The First Palomino: AMD Releases Mobile Athlon 4

SSE For Athlon 4 - 3DNow! Professional

In February 1999 Intel launched Pentium III with the 'Katmai'-core. The only significant improvement over its predecessor 'Pentium II' was the addition of 70 new instructions that Intel called 'SSE' = 'Streaming SIMD Extensions'. These extensions were supposed to accelerate multimedia and 3D-applications, but a part of SSE were also the 'streaming' instructions, including several data pre-fetch operations.

AMD's pendant was first '3DNow!' of K6-2 and K6-3 and later the 'Enhanced 3DNow!' of Athlon. These AMD-specific SIMD-instructions proved pretty much just as powerful as Intel's SSE, but AMD continued to have a rather hard time to make software developers implement code with those instructions. Due to Intel's influence in the business and the big success of Pentium III, the implementation of SSE in current software is much more common than 3DNow!-support.

18 of the 'Enhanced 3DNow!-instructions are identical to Intel's SSE-stuff for a long time. Now AMD added the remaining 52 instructions as well as the status bit that is probed by software that wants to know if the system processor supports SSE. This means that Athlon 4 basically 'understands' all SSE-code and is therefore able to take advantage of software that was SSE-optimized. The fact that AMD is finally following Intel's lead can be seen as the first step towards AMD's future 'Hammer'-line of processors, which are supposed to come with a full 'SSE2'-implementation. Those are the 144 double precision floating point SIMD instructions introduced by Intel's Pentium 4 processor last year.

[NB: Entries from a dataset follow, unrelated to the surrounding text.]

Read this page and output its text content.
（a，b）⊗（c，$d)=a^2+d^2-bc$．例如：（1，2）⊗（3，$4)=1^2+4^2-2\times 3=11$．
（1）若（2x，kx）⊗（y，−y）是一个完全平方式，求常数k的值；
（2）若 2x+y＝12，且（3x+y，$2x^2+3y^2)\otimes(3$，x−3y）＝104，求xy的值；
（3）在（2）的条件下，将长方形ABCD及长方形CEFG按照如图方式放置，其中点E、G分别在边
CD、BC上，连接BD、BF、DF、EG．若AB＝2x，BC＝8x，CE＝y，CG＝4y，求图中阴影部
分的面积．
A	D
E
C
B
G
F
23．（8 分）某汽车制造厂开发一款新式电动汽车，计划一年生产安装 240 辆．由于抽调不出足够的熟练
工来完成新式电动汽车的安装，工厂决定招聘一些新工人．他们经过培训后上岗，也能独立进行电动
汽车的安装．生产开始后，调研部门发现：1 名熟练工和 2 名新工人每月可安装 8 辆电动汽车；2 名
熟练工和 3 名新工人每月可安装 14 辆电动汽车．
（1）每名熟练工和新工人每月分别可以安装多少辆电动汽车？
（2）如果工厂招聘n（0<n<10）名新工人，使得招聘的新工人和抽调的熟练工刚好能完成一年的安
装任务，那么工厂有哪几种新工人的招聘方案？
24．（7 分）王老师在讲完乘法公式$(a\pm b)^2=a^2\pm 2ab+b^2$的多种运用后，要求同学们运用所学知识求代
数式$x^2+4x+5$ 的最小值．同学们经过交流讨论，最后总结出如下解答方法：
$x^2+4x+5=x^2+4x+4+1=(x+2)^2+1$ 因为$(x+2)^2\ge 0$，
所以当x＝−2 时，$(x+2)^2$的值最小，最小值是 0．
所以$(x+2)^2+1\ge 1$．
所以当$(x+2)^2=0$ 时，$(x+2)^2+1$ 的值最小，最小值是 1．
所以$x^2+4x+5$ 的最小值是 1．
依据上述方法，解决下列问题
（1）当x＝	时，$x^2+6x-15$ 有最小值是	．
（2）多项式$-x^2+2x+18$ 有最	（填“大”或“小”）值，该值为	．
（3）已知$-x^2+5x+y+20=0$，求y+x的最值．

Don't expect any major performance advantage from Athlon 4's SSE-capabilities. Firstly we don't know how well those instructions were implemented and how many clock cycles those instructions actually require. Secondly are we still waiting for a proper proof that SSE is particularly beneficial altogether. I think that AMD is simply willing to finally leave 3DNow! behind and focus on the pure implementation of Intel's multimedia extensions only.